From souto at weenie.inesc.pt  Tue May 22 05:26:20 2001
From: souto at weenie.inesc.pt (Nuno Souto)
Date: Tue, 22 May 2001 13:26:20 +0100
Subject: Memory problems
Message-ID: <3B0A5AEC.8CD4D20B@weenie.inesc.pt>

Hi!
I'm trying to use SRLIM toolkit to create a language model. As i'm using
large amounts of text and i'm creating 4-grams language models the
counts files (created using make-batch-counts/merge-batch-counts
scripts)  gets to big - 1.3 Gb gziped. When i try to create the language
model using ngram-count  or make-big-lm the programs abort because there
isn't enough memory (500 Mb). How can i solve this problem.
Regards

Souto


From stolcke at speech.sri.com  Tue May 22 11:19:21 2001
From: stolcke at speech.sri.com (Andreas Stolcke)
Date: Tue, 22 May 2001 11:19:21 PDT
Subject: Memory problems 
In-Reply-To: Your message of Tue, 22 May 2001 13:26:20 +0100.
             <3B0A5AEC.8CD4D20B@weenie.inesc.pt> 
Message-ID: <200105221819.LAA01941@huge>


Nuno,

you will have to raise the count thresholds on your bigrams, trigrams
and fourgrams to the point were you can fit things into memory, or 
at least where you can tolerate the paging.  (The LM estimation traverses
the count and LM data structures in a fairly localized fashion, so some
amount of paging is certainly tolerable).  
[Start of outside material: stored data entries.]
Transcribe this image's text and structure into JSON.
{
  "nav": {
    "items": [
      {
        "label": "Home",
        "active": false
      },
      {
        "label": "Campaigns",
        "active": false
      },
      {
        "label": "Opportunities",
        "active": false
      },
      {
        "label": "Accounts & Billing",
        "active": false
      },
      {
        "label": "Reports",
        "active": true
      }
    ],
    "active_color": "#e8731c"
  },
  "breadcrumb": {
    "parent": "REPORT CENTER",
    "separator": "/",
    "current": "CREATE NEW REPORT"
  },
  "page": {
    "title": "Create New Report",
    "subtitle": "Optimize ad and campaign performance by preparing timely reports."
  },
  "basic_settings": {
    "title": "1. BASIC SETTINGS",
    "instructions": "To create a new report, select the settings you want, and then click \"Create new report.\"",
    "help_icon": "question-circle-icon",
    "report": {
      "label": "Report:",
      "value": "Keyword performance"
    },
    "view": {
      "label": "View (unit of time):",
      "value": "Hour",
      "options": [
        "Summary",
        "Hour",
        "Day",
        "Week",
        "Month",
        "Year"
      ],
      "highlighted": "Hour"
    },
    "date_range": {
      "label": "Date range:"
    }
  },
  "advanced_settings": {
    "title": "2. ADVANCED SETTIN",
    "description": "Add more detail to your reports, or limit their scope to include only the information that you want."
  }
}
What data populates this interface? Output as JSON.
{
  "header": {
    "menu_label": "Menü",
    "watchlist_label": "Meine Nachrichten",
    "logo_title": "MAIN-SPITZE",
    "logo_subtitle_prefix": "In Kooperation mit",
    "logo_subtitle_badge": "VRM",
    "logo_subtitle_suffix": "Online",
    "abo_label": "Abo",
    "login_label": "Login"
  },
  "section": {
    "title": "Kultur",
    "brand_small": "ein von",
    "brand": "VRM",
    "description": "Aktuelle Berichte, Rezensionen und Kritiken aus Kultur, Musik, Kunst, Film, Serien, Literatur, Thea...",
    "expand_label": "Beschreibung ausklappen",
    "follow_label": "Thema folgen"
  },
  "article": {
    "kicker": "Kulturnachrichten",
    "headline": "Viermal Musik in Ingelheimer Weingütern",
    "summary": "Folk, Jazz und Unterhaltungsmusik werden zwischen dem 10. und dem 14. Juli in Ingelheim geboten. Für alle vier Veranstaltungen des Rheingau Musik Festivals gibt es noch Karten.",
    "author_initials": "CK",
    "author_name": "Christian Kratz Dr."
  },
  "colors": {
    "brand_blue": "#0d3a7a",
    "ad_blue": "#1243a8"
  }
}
Use make-big-lm and play with the -gt2min, -gt3min and -gt4min
parameters until the memory requirements become managable.
Try eliminating the high-order ngrams first, they have a smaller effect 
on LM performance.  I have successfully built 5-gram models in 512 MB 
of memory from about 1.3 GB of gzipped counts using 

	-gt2min 1 -gt3min 2 -gt4min 4 -gt5min 4

As an independent measure, you could recompile the LM library and tools
with -DUSE_SARRAY_TRIE -DUSE_SARRAY, which switches to a slower, but 
less memory-wasting version of the data structures (the default setting 
is to optimize for speed).

Once you have managed to build the LM you probably also want to
apply entropic pruning to it (ngram -prune) to further reduce memory use
and loading time without sacrificing much performance.
The better approach would be to integrate the pruning with the estimation
so that irrelevant counts are excluded up front, but that will have to
wait on my (or someone's) to-do list.

Hope this helps.

--Andreas

In message <3B0A5AEC.8CD4D20B at weenie.inesc.pt>you wrote:
> Hi!
> I'm trying to use SRLIM toolkit to create a language model. As i'm using
> large amounts of text and i'm creating 4-grams language models the
> counts files (created using make-batch-counts/merge-batch-counts
> scripts)  gets to big - 1.3 Gb gziped. When i try to create the language
> model using ngram-count  or make-big-lm the programs abort because there
> isn't enough memory (500 Mb). How can i solve this problem.
> Regards
> 
> Souto
> 


From sarahs at cs.washington.edu  Wed May 23 13:44:09 2001
From: sarahs at cs.washington.edu (Sarah E. Schwarm)
Date: Wed, 23 May 2001 13:44:09 -0700 (PDT)
Subject: question about warning message
Message-ID: <Pine.LNX.4.21.0105231331160.3828-100000@titanium.cs.washington.edu>

hi all,

I am running SRILM 1.0.1 on two different platforms (linux and
solaris) and got different results using the same data with exactly the
same commands.  I'm hoping that someone else might have some insight...  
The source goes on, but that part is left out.